FELIX CALCULATED, successfully, that at the Suites de Génova they would assign him the room they’d had the greatest difficulty renting. At first, the man at the desk observed with ill-disguised displeasure Felix’s barely healed face and the dark glasses attempting to disguise it, and his initial reaction was to say he was very sorry but they were completely booked. A second clerk whispered something in his ear.

“Well, we do have one suite available,” the first clerk allowed, a thin, dark-skinned young man with oily eyes and hair.

Felix longed to ask him, Where the hell did you come from, you low-class bastard, that you think you can look at me like that? Buckingham Palace, or Skid Row? He wanted to ask them how many people during ths last two days had requested any suite but the one vacated by the woman who’d had her throat slit, with all that publicity in the papers …

“Name, please? Please fill out this card.”

The clerks exchanged congratulatory looks, as if saying to each other, What about this clown! as Felix wrote the name Diego Velázquez. Born: Poza Rica, Veracruz, 18 December 1938. Current Address: 91 Poniente, Puebla, Puebla. I had told him it would be best always to include some element of truth in his lies. He hesitated before signing the name of the artist he no longer resembled, and observed the thin clerk remove the key to 301 from its pigeonhole; it clinked against its twin, and then the clerk escorted Felix to the third floor, where he surrendered the key to him. The bellboy deposited the suitcase on the folding luggage rack. Felix tipped him twenty dollars. The clerk saw the size of the tip, and they bowed and scraped their way from the room.

Once alone, Felix looked around him. If anything had been left in the room to mark Sara’s presence, the police would surely have removed it. He had no evidence that she had died here except his own imagination and will. That was enough. He had returned to the site of Sara’s death to conclude the homage interrupted by Licha. But thinking of the nurse made him remember Simon Ayub, and the thought that the diminutive, perfumed Lebanese had seen and touched Sara’s naked body irked Felix; an awful nausea followed the irritation.

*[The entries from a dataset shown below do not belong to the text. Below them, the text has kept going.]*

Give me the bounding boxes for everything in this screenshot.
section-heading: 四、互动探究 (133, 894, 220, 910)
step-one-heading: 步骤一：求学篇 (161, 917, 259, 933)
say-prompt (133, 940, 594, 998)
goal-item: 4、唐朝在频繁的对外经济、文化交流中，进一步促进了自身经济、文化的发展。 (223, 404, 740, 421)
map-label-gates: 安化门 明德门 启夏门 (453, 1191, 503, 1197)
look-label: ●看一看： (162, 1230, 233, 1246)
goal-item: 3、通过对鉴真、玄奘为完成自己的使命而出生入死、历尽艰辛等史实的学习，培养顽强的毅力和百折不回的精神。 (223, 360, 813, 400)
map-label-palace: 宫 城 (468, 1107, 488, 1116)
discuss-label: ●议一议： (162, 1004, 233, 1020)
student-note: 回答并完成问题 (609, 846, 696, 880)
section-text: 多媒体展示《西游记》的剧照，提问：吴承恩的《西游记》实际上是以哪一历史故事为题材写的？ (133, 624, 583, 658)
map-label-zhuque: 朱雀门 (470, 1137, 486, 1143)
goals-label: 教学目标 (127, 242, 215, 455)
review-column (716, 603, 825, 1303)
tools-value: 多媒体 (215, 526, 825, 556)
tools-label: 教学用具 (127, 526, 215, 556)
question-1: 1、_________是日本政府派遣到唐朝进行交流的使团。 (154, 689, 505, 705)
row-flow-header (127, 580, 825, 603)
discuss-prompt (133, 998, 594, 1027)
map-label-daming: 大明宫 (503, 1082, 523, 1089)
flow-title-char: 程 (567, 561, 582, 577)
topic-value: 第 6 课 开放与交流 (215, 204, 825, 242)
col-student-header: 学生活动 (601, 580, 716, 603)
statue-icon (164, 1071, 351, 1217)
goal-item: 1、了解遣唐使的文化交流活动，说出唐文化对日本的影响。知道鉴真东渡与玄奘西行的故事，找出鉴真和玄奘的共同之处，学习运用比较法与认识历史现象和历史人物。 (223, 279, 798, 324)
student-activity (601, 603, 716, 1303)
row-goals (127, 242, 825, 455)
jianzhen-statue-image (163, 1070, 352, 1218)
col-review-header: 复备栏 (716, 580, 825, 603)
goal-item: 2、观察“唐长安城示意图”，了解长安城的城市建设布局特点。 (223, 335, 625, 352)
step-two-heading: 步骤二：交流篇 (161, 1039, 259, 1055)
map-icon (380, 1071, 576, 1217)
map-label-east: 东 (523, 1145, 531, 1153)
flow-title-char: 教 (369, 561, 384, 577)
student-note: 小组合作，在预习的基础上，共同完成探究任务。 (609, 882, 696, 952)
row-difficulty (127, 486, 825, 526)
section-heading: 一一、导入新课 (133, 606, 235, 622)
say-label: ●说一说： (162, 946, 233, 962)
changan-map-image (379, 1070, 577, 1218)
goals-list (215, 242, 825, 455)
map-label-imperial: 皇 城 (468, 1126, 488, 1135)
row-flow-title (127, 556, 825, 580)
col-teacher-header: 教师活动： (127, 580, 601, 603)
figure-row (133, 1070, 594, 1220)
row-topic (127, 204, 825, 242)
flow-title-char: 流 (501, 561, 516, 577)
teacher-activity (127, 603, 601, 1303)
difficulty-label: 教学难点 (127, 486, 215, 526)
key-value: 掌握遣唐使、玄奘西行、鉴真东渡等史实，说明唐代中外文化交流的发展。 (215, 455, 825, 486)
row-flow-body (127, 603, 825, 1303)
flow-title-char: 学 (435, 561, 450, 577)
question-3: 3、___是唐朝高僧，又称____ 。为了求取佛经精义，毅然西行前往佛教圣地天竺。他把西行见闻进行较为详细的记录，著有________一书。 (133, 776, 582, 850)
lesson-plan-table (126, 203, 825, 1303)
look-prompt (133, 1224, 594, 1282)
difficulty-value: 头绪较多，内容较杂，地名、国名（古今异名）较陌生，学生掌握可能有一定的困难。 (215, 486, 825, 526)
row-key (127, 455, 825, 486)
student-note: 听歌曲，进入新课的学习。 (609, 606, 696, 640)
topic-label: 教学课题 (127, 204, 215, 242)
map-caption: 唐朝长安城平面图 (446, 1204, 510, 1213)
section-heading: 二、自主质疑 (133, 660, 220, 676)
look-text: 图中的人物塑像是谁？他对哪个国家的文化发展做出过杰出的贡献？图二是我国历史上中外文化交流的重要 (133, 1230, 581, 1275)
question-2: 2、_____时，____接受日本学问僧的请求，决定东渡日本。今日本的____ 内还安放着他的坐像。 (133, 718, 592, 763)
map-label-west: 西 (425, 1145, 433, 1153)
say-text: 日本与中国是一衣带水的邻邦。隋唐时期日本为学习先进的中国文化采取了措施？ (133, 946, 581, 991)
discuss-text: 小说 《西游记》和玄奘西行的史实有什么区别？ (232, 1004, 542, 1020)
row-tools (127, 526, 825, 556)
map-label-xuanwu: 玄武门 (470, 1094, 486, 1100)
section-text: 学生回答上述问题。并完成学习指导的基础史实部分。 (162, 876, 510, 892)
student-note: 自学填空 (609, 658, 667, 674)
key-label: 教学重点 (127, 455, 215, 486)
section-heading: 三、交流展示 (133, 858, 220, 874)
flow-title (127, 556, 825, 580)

He put all thought aside and yielded to weariness. He took a long bath and then stood before the washbasin and studied his face. The swelling had subsided considerably and the incisions were healing well. He touched the skin of his cheek and jawbones and it felt less tender. Only his eyelids were still purple and puffy, obscuring the ineradicable pinpoint identity of the eyes. He realized that the old resemblance to the Velázquez self-portrait that had been his and Ruth’s private joke was returning with the beginnings of his moustache. He soaped five days’ growth of beard and carefully shaved, a difficult, often painful task. He spared the burgeoning moustache.